Think about it. How does a commissioning editor get to be a commissioning editor? It's usually not because they've been, say, middle management at Marks and Spencer. No, they've come through the ranks. Many have had stints as booksellers or been agents (or their assistants) en route but essentially, at some point they'll have been the one making the tea and going out to get the sandwiches.

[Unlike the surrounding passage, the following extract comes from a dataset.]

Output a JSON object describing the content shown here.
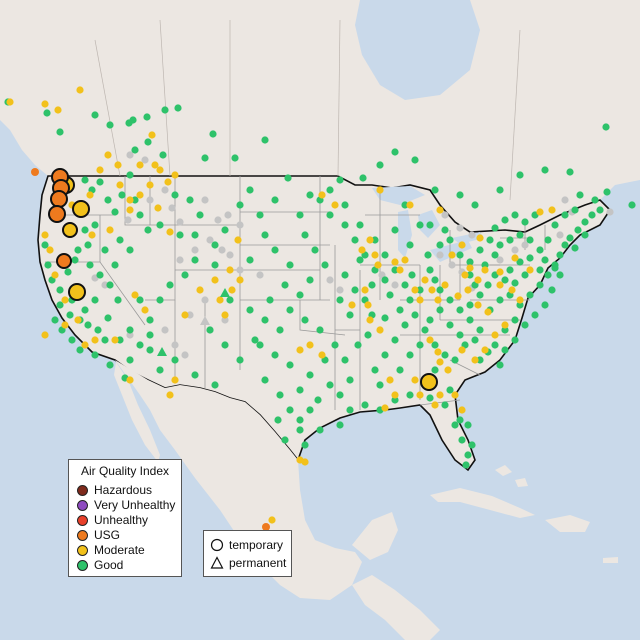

Those people are usually the ones who new authors first make contact with at a publishing house or agency. So a new author would be advised to be polite and considerate at the very least. You may be thinking you always are, and I expect that's true, but there are some people who phone up demanding this or that, or respond badly to rejection and take it out on the assistant. Not a good idea because, remember:

The Tea Makers of Today are the Commissioning Editors of Tomorrow.


Rebecca Bradley said...

I read a similar post yesterday that said a lot of the assistants are the ones who are reading your manuscripts anyway, then bring them to the attention of the agent. So you really do need to be nice to them!

Karen said...

That's a very good point. Not that I would dream of being rude to anybody, I hasten to add!

Sarah Duncan said...

I sort of made the assumption that my lovely blog readers wouldn't need to be told to be nice to the tea makers, but I think it's worth remembering that they are potential king makers too - and especially if they're the first readers of manuscripts.